MIT Chemists Design Multidrug Nanoparticle to Treat Cancer
When it comes to treating cancer, groups of synergistic drugs are often more effective than standalone drugs. But coordinating the delivery of multiple drugs is easier said than done. Drugs’ molecular properties tend to differ, making it difficult to ensure that pharmaceuticals make it to their destinations without losing effectiveness along the way. An all-new multidrug nanoparticle might be the solution. A team of researchers at MIT has created a “molecular bottlebrush” capable of delivering any number of drugs at the same time.
Drug-loaded nanoparticles—or ultrafine particles ranging from one to 100 nanometers in diameter—prevent treatments from being released prematurely, which ensures that the drug reaches its destination before beginning to do its job.
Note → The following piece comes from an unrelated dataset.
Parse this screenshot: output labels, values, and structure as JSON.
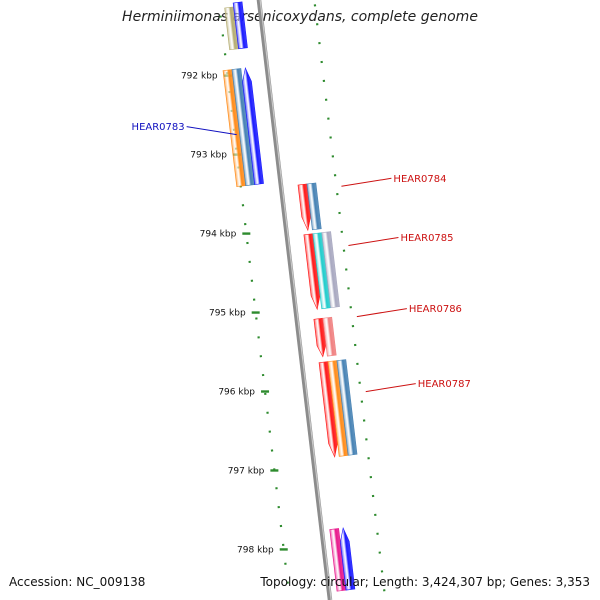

This means nanoparticles carrying cancer treatments can collect at the tumor site, facilitating the most effective treatment possible. There is, of course, one caveat: Only a few cancer-treating nanoparticles have been approved by the FDA, and only one of those is capable of carrying more than one drug.
MIT’s molecular bottlebrush, detailed Thursday in the journal Nature Nanotechnology, challenges that. Chemists start by inactivating drug molecules by binding and mixing them with polymers. The result is a central “backbone” with several spokes. All it takes to activate the inactivated drugs sitting along the backbone is a break in one of those spokes. This unique design is what enables the new nanoparticle to carry (and thus deliver) multiple drugs at a time.
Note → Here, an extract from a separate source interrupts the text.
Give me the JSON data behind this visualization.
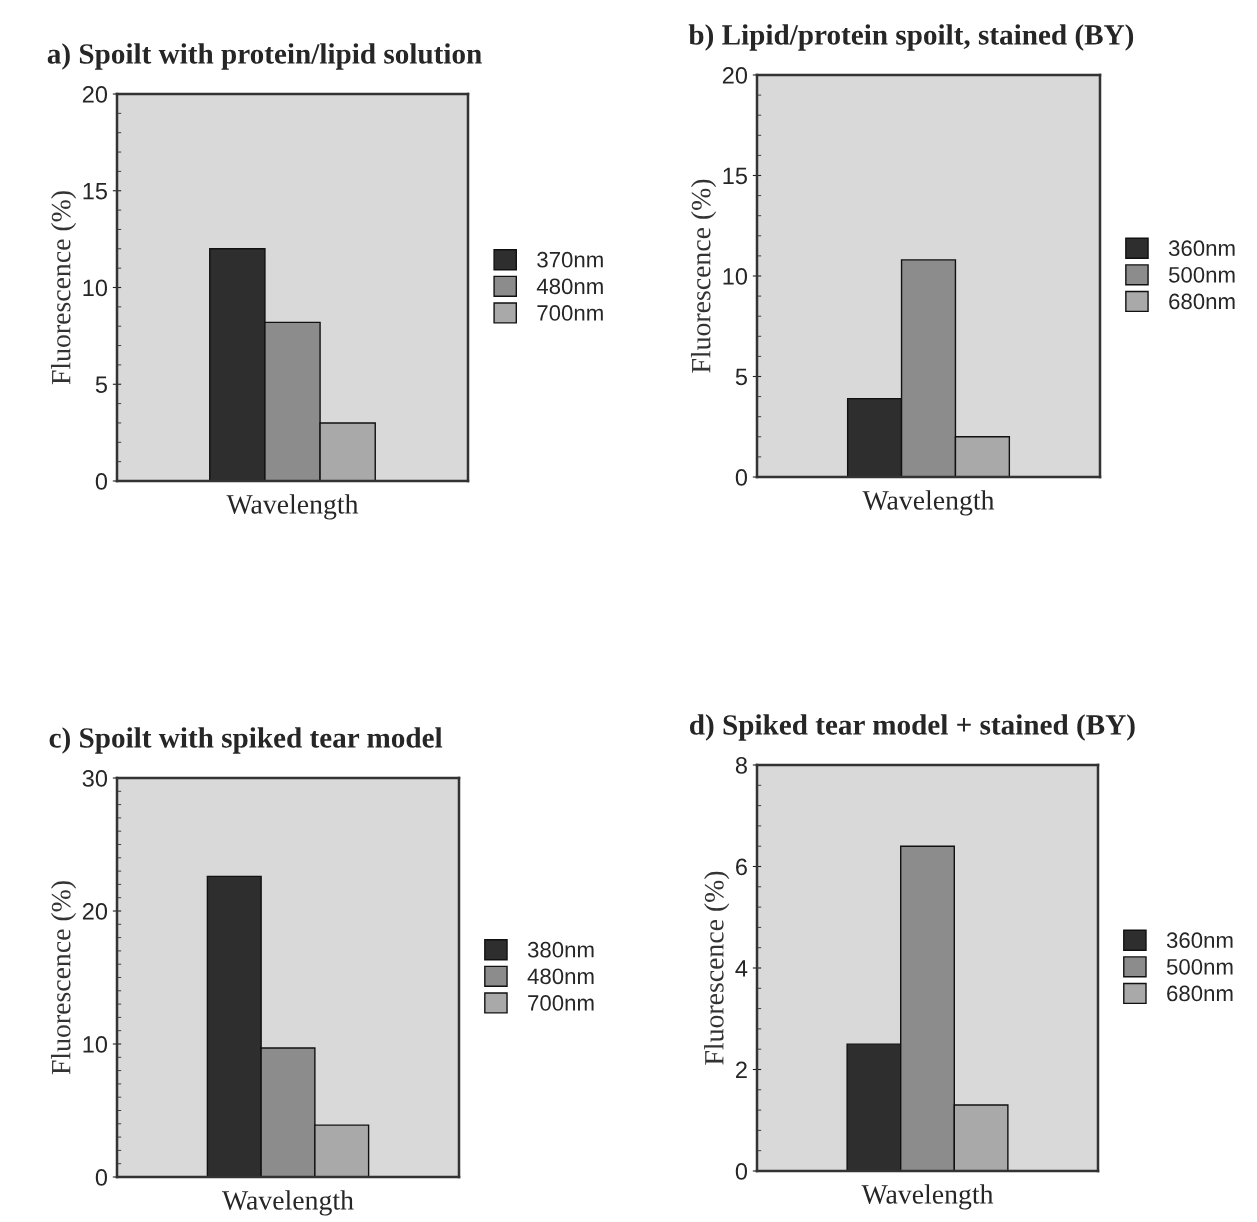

The team tested the molecular bottlebrush in mice with multiple myeloma, a type of cancer that targets the body’s plasma cells. They loaded the nanoparticle with just one drug: bortezomib. On its own, bortezomib usually gets stuck in the body’s red blood cells; by hitching a ride on the bottlebrush, however, bortezomib accumulated in the targeted plasma cells.
The researchers then experimented with multidrug combinations. They tested three-drug bottlebrush arrangements on two mouse models of multiple myeloma and found that the combinations slowed or stopped tumor growth far more effectively than the same drugs delivered sans bottlebrush. The team even found that solo bortezomib, which is currently approved only for blood cancers and not solid tumors, was highly effective at inhibiting tumor growth in high doses.
Through their startup Window Therapeutics, the researchers hope to develop their nanoparticle to the point that it can be tested through clinical trials.